Previous conferences have been held on the death penalty, but what makes this one singular will be the presence of at least 31 of the 74 men who have been sentenced to die since the return of capital punishment in 1976 and have been freed because they were wrongfully convicted.
One of them, Walter "Johnny D" McMillian, was convicted in 1988. He notes: "I was sentenced to die in the electric chair and spent nearly six years on Death Row in Alabama awaiting execution for a murder that I did not commit, a murder that I knew nothing about, a murder that I had nothing to do with."
At last, the Alabama Court of Appeals released McMillian. Three witnesses had recanted their testimony, and the prosecutors finally agreed that the case had been -- to use a euphemism -- "mishandled."
The late Henry Schwarz- schild, who spent much of his life writing and witnessing against capital punishment, used to say plainly: "The death penalty ought to be eliminated because human beings are fallible."
Supreme Court Justice Harry Blackmun finally decided that -- so long as he was on the court -- he would "no longer tinker with the machinery of death" because the extensive record showed how randomly due process comes into play in death penalty cases.
"Just as an execution without safeguards is unacceptable," Blackmun emphasized, "so too is an execution when the condemned prisoner can prove that he is innocent. The execution of a person who can show that he is innocent comes perilously close to simple murder."
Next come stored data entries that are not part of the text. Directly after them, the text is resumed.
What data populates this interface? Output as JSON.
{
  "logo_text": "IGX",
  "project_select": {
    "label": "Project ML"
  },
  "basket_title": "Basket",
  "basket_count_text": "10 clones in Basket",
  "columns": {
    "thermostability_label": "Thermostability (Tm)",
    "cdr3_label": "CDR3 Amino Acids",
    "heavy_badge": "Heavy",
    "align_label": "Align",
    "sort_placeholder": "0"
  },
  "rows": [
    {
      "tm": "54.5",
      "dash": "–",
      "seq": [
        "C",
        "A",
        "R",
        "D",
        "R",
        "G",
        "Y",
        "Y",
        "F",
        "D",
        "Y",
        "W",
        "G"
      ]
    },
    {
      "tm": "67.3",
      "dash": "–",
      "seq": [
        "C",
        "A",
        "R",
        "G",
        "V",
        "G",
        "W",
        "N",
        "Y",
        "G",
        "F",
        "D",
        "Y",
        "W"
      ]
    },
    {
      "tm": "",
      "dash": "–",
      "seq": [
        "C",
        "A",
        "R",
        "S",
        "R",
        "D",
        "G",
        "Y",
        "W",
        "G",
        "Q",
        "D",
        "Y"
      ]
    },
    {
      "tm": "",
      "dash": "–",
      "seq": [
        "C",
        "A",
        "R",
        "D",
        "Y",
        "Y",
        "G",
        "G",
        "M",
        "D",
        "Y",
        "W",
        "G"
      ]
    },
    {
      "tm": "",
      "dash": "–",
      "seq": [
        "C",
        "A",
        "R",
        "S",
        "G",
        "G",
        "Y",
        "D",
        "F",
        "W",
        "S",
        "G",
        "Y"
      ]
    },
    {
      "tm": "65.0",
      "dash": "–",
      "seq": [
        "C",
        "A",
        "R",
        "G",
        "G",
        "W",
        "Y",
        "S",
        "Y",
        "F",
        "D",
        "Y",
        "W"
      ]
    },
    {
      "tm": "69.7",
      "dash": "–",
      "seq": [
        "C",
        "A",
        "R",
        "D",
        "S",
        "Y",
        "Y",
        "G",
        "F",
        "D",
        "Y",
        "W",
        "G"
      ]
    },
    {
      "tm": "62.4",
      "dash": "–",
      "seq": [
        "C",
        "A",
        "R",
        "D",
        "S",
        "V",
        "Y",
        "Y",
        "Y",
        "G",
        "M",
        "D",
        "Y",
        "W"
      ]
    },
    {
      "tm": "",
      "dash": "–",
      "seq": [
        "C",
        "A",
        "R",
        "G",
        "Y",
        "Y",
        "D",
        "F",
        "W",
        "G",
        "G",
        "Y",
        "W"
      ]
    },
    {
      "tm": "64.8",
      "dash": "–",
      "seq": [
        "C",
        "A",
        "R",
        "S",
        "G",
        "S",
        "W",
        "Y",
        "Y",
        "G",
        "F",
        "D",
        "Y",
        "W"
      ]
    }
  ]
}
Since the president and Congress have -- with few exceptions -- limited an inmate of death row to a single year to find a federal court to review his conviction or sentence, these simple murders will increase.
The Conference on Wrongful Convictions and the Death Penalty will hardly be limited to stories by the Lazaruses of our time. The 30 concurrent sessions and three plenary sessions will include specific ways to rescue more victims of a system in which race and class go a very long way to determine who is killed by the state.
What particularly interests me is the session on "new initiatives" -- such as "A network of law schools throughout the state that will work on behalf of the wrongfully convicted."
As more states -- and the federal government -- send more people to await their executions, some of them count their remaining days without access to lawyers. At present,35 men on death row in Alabama will soon be filing their habeas corpus appeals without legal representation.
The conference also intends to increase the number of lawsuits brought to secure media access to inmates -- access that is becoming harder to get. Prison officials prefer that the faces and histories of the condemned not be widely known. Capital punishment functions best when it becomes routine and hardly anyone knows the names of the departed.
There is also a project "to create a centralized database to record allegations of official misconduct." I expect that will include not only prosecutors who withhold exculpatory evidence but also other officers of the court -- inept, indifferent defense attorneys who also fail to present essential evidence in defense of their clients.
There used to be resource centers around the country where experienced death penalty lawyers had sometimes been able to prevent the state from murdering innocent people. Congress took away the federal funds for those centers, a move spurred by legislators wholeheartedly in favor of the death penalty.
It will be interesting to see what television coverage, if any, there will be of the conference of the innocents.